The agent gains information from many sources (cf. 1.2 and 2.2). It is necessary for this information to be composed for further processing. Fusion can take rather simple forms such as synchronisation of events to complex algorithmic multi-sensor data fusion.
The full advantage of using agents arises in the capability of agents to interact with eachother in order to more effectively carry out their tasks. This is done in the framework of cooperation among agents.
What physical communication links, which software communication protocols are required? (E.g. LAN, TCP/IP, ...) Message-passing must support point-to-point, broadcasting and multicasting. Are forms of communication other than message-passing (e.g. memory-sharing, environment changing) to be considered?
What are the contents of the messages (what do the transmitted symbols refer to) - what are the intended effects? This is a crucial element in the FIPA activities and impacts a variety of other issues, such as the interaction between agents and their environment (similar primitives may be used).
Formalised speech act based approach for the basic primitives supporting cooperation among agents. E.g. Knowledge Query and Manipulation Language (KQML) for information exchange.
Formalised approach for the representation of knowledge exchanged between agents. E.g. Knowledge Interchange Format (KIF)

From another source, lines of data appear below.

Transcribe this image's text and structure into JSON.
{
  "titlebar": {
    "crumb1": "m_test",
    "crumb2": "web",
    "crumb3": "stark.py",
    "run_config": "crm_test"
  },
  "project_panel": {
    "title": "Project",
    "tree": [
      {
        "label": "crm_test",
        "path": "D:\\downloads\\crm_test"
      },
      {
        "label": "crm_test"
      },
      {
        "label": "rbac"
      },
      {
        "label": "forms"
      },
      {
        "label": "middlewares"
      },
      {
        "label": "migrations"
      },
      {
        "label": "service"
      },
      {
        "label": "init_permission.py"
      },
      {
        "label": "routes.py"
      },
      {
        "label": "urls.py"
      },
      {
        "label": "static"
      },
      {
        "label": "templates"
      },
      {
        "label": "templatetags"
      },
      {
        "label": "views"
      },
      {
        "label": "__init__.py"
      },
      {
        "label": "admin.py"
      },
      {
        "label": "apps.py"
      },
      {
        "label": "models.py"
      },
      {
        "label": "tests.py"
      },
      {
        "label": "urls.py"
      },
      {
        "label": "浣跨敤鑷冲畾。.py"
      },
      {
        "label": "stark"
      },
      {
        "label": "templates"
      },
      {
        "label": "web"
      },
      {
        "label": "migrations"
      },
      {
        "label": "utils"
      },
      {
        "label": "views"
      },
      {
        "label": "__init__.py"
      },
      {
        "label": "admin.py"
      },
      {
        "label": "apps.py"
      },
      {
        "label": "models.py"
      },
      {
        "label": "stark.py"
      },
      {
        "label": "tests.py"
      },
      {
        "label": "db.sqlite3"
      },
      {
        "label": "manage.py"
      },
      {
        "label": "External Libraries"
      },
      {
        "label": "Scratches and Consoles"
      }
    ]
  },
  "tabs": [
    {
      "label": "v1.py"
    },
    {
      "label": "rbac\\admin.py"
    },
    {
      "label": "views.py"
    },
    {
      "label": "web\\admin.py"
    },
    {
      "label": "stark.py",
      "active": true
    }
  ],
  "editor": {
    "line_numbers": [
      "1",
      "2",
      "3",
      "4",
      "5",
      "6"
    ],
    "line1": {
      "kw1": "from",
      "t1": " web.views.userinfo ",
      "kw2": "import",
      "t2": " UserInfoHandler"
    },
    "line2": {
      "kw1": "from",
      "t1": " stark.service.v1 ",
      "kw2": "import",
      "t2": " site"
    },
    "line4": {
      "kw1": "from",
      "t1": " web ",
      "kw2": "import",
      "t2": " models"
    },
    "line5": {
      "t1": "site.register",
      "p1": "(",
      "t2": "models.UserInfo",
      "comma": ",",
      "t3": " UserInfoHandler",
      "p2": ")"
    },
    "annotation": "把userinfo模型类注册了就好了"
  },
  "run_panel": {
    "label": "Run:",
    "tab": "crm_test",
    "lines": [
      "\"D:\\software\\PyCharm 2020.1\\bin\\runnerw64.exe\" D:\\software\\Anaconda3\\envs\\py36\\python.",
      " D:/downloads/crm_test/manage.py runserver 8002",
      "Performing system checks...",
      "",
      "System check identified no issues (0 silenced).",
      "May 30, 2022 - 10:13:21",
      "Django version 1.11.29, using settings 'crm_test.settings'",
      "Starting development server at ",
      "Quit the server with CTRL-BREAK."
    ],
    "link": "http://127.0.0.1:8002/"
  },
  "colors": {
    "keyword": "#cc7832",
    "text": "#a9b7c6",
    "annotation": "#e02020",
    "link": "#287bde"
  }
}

Compositions of primitive messages into cooperation protocols in which several agents can participate over time. E.g. agents negotiating with each other for optimum use of resources
Semantics of primitive message types. How messages are
processed by the agents.
In order for many agents to exist and interact efficiently with each other in a society, certain constructs must be in place.
Mechanisms to govern the sharing of resources, coordination, effective interaction, etc. e.g. Agent hierarchies, Yellow & White pages (cf. CORBA)
Libraries of predefined agent types which can be easily incorporated in large systems.
Standard libraries of pre-determined cooperation protocols should be available for agents to draw upon when involved in cooperation. The libraries will consist of either domain-independent (e.g. Contract Net, Multistage Negotiation ) or domain-dependent dialogues. (e.g. Appointment Scheduling).
Authentication, Privacy, Safety aspects. Especially important for mobile agents.
- Rules guiding social interaction (agent behaviour, etiquette??, personality??)
- Cultural Diversity ??
It is not clear at the present where these issues fit in.
In use for developing specific agent applications.